La riserva opera in via prioritaria: significa che, in presenza di candidati idonei tra i volontari del Servizio Civile, il posto riservato viene assegnato a quel contingente. In assenza, il posto rientra nella graduatoria generale.
FAQ - Domande frequenti
Quali sono le scadenze da rispettare per partecipare al concorso Ca' Foscari?
Il bando è stato pubblicato il 25 giugno 2026. Le domande devono essere trasmesse, esclusivamente per via telematica, entro le ore 10:00 del 24 luglio 2026. Si tratta di un termine perentorio: domande presentate oltre quella scadenza non saranno prese in considerazione, anche se inviate per pochi minuti di ritardo. Si consiglia di non attendere le ultime ore, sia per evitare sovraccarichi del portale, sia per gestire eventuali problemi tecnici di autenticazione.
Quale titolo di studio serve davvero per candidarsi?
È sufficiente una laurea triennale (L) dell'ordinamento ex DM 270/2004. Sono ammessi anche i possessori di Laurea Magistrale, Laurea Specialistica ex DM 509/1999 e Diploma di Laurea del vecchio ordinamento, oltre ai titoli equiparati.
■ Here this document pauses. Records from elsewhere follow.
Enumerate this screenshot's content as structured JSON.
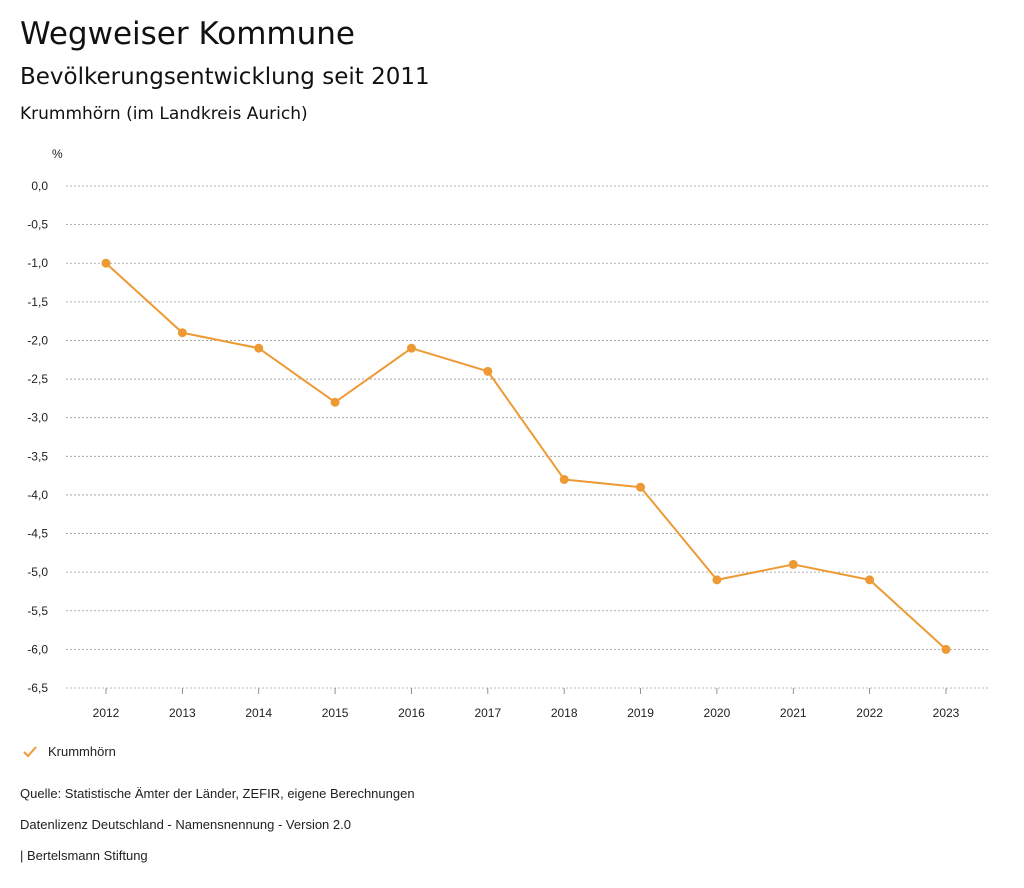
{
  "header": {
    "title": "Wegweiser Kommune",
    "subtitle": "Bevölkerungsentwicklung seit 2011",
    "region": "Krummhörn (im Landkreis Aurich)"
  },
  "chart_data": {
    "type": "line",
    "title": "Bevölkerungsentwicklung seit 2011",
    "ylabel": "%",
    "xlabel": "",
    "ylim": [
      -6.5,
      0
    ],
    "yticks": [
      0,
      -0.5,
      -1,
      -1.5,
      -2,
      -2.5,
      -3,
      -3.5,
      -4,
      -4.5,
      -5,
      -5.5,
      -6,
      -6.5
    ],
    "ytick_labels": [
      "0,0",
      "-0,5",
      "-1,0",
      "-1,5",
      "-2,0",
      "-2,5",
      "-3,0",
      "-3,5",
      "-4,0",
      "-4,5",
      "-5,0",
      "-5,5",
      "-6,0",
      "-6,5"
    ],
    "categories": [
      "2012",
      "2013",
      "2014",
      "2015",
      "2016",
      "2017",
      "2018",
      "2019",
      "2020",
      "2021",
      "2022",
      "2023"
    ],
    "series": [
      {
        "name": "Krummhörn",
        "color": "#ee9a34",
        "values": [
          -1.0,
          -1.9,
          -2.1,
          -2.8,
          -2.1,
          -2.4,
          -3.8,
          -3.9,
          -5.1,
          -4.9,
          -5.1,
          -6.0
        ]
      }
    ],
    "grid": true,
    "legend": "bottom-left"
  },
  "legend": {
    "label": "Krummhörn",
    "color": "#ee9a34",
    "icon": "checkmark-icon"
  },
  "footer": {
    "source": "Quelle: Statistische Ämter der Länder, ZEFIR, eigene Berechnungen",
    "license": "Datenlizenz Deutschland - Namensnennung - Version 2.0",
    "brand": "| Bertelsmann Stiftung"
  }
}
Il bando non richiede una classe di laurea specifica, ma è evidente che profili formati in materie giuridiche, economiche, amministrative o comunque con esperienza in gestione di progetti di ricerca avranno un vantaggio nell'affrontare le prove e nel lavoro quotidiano.
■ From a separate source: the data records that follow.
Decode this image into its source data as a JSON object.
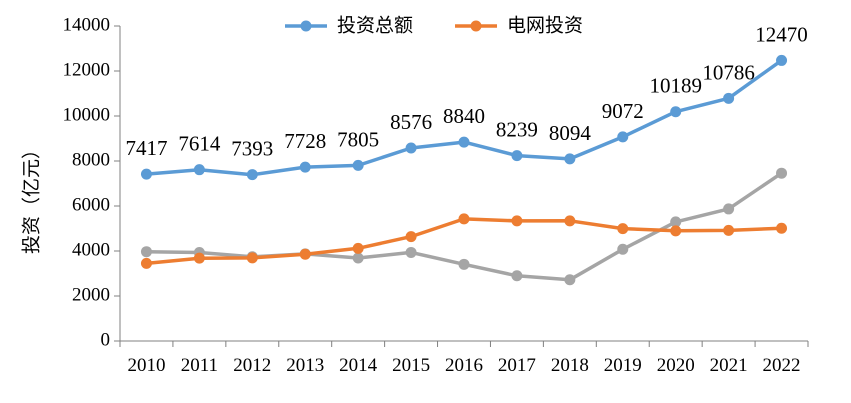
{
  "chart_data": {
    "type": "line",
    "categories": [
      "2010",
      "2011",
      "2012",
      "2013",
      "2014",
      "2015",
      "2016",
      "2017",
      "2018",
      "2019",
      "2020",
      "2021",
      "2022"
    ],
    "series": [
      {
        "name": "投资总额",
        "color": "#5B9BD5",
        "labeled": true,
        "values": [
          7417,
          7614,
          7393,
          7728,
          7805,
          8576,
          8840,
          8239,
          8094,
          9072,
          10189,
          10786,
          12470
        ]
      },
      {
        "name": "电网投资",
        "color": "#ED7D31",
        "labeled": false,
        "values": [
          3448,
          3682,
          3693,
          3856,
          4118,
          4640,
          5426,
          5339,
          5340,
          4995,
          4896,
          4916,
          5012
        ]
      },
      {
        "name": "",
        "color": "#A5A5A5",
        "labeled": false,
        "values": [
          3969,
          3932,
          3744,
          3872,
          3687,
          3936,
          3408,
          2900,
          2721,
          4077,
          5292,
          5870,
          7458
        ]
      }
    ],
    "ylabel": "投资（亿元）",
    "xlabel": "",
    "ylim": [
      0,
      14000
    ],
    "yticks": [
      0,
      2000,
      4000,
      6000,
      8000,
      10000,
      12000,
      14000
    ],
    "legend_position": "top",
    "grid": false
  }
}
Quanto pesa la conoscenza dell'inglese in questa selezione?
Molto. Il bando richiede una ottima conoscenza della lingua inglese, scritta e orale, almeno di livello B2. Non è una clausola di stile: i funzionari del Settore Ricerca dovranno redigere e revisionare Consortium Agreement, Partnership Agreement, Non Disclosure Agreement, interagire con la Commissione europea, con capofila di progetto stranieri e con i portali ufficiali dei programmi internazionali, quasi tutti in inglese. È quindi prevedibile che la prova d'esame includa una verifica concreta di tali competenze linguistiche.
In cosa consiste la riserva per i volontari del Servizio Civile?
La Legge 74/2023 ha introdotto una riserva di posti nei concorsi pubblici a favore di chi ha svolto il Servizio Civile Universale o Nazionale. In questo concorso, uno dei due posti è prioritariamente riservato a tali candidati. Per beneficiarne occorre aver concluso senza demerito il periodo di servizio e dichiararlo nella domanda. La riserva non esonera dal superamento delle prove: chi rientra nel contingente deve comunque risultare idoneo. Solo a quel punto scatta la priorità nell'assegnazione del posto.
Dove si trova il bando ufficiale e la modulistica per la domanda?
Tutta la documentazione ufficiale è disponibile sulla pagina dedicata al personale tecnico-amministrativo del sito istituzionale di Ca' Foscari, nella sezione concorsi PTA, identificata dal codice 2026-UNVE000-0151847. È sempre opportuno fare riferimento esclusivamente al testo pubblicato dall'ateneo, evitando fonti terze che potrebbero riportare informazioni parziali o non aggiornate. Eventuali rettifiche, calendari delle prove e graduatorie vengono pubblicate sulla stessa pagina e hanno valore di notifica ufficiale ai candidati.